Ismaël pressentit l'arrivée de l'aube avec le reflux des courants qui les avaient poussés impitoyablement vers l'intérieur de la caverne durant toute la nuit. Les mains invisibles de la mer lâchèrent lentement prise, lui permettant d'entraîner une Irène inconsciente vers la partie la plus élevée de la caverne, où le niveau des eaux leur accordait un étroit espace pour respirer. Lorsque la clarté qui se réverbérait sur le fond de sable dessina un sentier de pâle lumière vers la sortie de la grotte et que la marée battit en retraite, il laissa échapper un cri de joie que personne, pas même son amie, n'entendit. Le garçon savait qu'une fois que le niveau de l'eau aurait commencé à descendre, la grotte elle-même leur montrerait le chemin vers la lagune et l'air libre.

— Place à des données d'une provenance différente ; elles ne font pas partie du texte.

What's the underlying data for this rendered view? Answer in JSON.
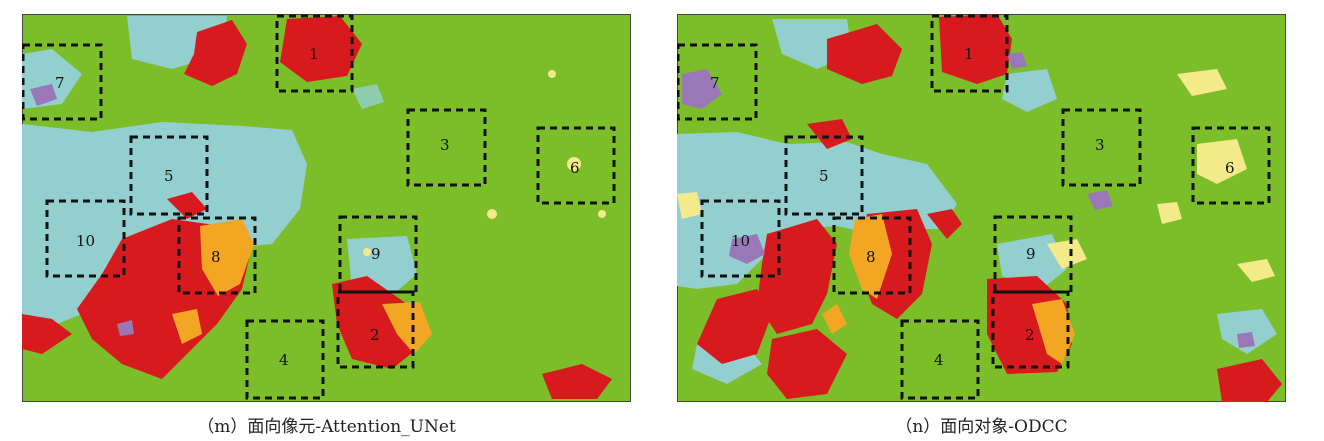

Cela faisait peut-être plus de deux heures qu'Irène ne gardait la tête hors de l'eau que grâce au soutien d'Ismaël. Elle arrivait à peine à rester éveillée. Son corps ne tremblait plus ; il se laissait simplement bercer par le courant comme un objet inanimé. Pendant qu'il attendait patiemment que la marée leur libère le passage, Ismaël comprit que, s'il n'avait pas été là, elle serait morte depuis des heures.

Tout en la soutenant à la surface et en murmurant des mots d'encouragement qu'elle ne pouvait pas comprendre, le garçon se rappela les histoires qu'on racontait sur des rencontres avec la mort et sur ce qui se passait quand quelqu'un sauvait la vie d'un de ses semblables : leurs âmes restaient éternellement unies par un lien invisible.

Peu à peu, le courant s'inversa définitivement, et il réussit à traîner Irène jusqu'à la lagune. Le lever du jour dessinait une ligne ambrée sur l'horizon. Il la conduisit jusqu'à la rive. Lorsque la jeune fille ouvrit les yeux, hébétée, elle découvrit le visage souriant d'Ismaël au-dessus du sien.

- Nous sommes vivants, murmura-t-il.

Irène laissa retomber ses paupières, épuisée.

Ismaël leva les yeux une dernière fois et contempla la lumière de l'aube sur le bois et les falaises. Jamais, de toute sa vie, il n'avait assisté à plus merveilleux spectacle. Puis, lentement, il s'étendit près d'Irène sur le sable blanc et se laissa aller à sa fatigue. Rien n'aurait pu les réveiller de ce sommeil. Rien.